# Math Help - Affine Cipher Encryption

1. ## Affine Cipher Encryption

Hi!

Anyone any good with codebreaking?....

Let plaintext be written in the alphabet a, b, . . . , y, z and let ciphertext be
written in the alphabet A, B, . . . , Y, Z. Both alphabets have N = 26 letters.
Consider the affine cipher on digraphs with encryption

E( $\pi$) = 9 $\pi$ + 43mod676:

Encipher the plaintext TRUTHS.

In this question I want to use standard numbering, so A=0, B=1..... Z=25

2. i would have helped u if encryption is of the form (ax+b)modc

but here inclusion of 9 $\pi$ makes it helpless for me

3. i can may be help u if u tell me whats use of 9 $\pi$ here

between , see this for some help: http://www.math.cornell.edu/~kozdron...uts/affine.pdf

4. i think that link is only useful for the simple version of the affine cipher.... thanks anyway

any other ideas anyone?

5. Is $\pi$ supposed to be a number or a variable?

6. $\pi$ represents the letter that is to be ciphered or deciphered

7. This is somewhat unusual notation. I've seen people use a letter to denote this, say, $P$.

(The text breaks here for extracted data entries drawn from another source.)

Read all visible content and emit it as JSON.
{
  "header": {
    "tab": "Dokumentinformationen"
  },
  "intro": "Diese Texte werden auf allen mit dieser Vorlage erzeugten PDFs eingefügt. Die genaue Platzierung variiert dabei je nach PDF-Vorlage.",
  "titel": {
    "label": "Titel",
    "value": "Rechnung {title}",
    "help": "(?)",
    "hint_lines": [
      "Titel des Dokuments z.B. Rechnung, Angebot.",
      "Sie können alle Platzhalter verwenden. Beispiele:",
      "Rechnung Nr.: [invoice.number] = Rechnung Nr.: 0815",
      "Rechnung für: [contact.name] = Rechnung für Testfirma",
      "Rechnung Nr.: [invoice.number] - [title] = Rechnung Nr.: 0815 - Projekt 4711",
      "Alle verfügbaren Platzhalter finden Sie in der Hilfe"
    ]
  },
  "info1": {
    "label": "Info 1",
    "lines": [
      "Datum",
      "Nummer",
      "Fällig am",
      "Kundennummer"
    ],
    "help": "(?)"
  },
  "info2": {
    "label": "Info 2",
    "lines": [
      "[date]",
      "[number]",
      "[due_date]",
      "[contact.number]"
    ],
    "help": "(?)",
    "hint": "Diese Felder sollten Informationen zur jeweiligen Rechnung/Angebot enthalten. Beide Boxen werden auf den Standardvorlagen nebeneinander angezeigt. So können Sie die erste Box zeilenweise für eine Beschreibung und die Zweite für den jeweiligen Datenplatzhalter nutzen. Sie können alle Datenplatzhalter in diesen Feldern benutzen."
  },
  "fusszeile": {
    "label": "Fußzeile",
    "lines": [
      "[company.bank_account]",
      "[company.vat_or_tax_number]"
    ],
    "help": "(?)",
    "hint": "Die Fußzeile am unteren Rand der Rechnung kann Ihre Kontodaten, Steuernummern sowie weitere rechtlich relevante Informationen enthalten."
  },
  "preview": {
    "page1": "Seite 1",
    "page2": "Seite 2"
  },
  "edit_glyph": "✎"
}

In any case, you need to represent your digraphs numerically. To do this, you first convert each letter to a number. For the digraph TR, we have $T\mapsto 19$ and $R\mapsto 17$. Then, we write this as a number base 26: $TR\mapsto 19\times 26+17=511$. Then pass it through $E$: $E(511)=586$. Then, $586=22\times 26+14\mapsto WO$.

In summary, the plaintext TR is encrypted into WO. Try the rest for yourself.

8. i tried the others for myself and got UT~GG and HS~SX.... sound right?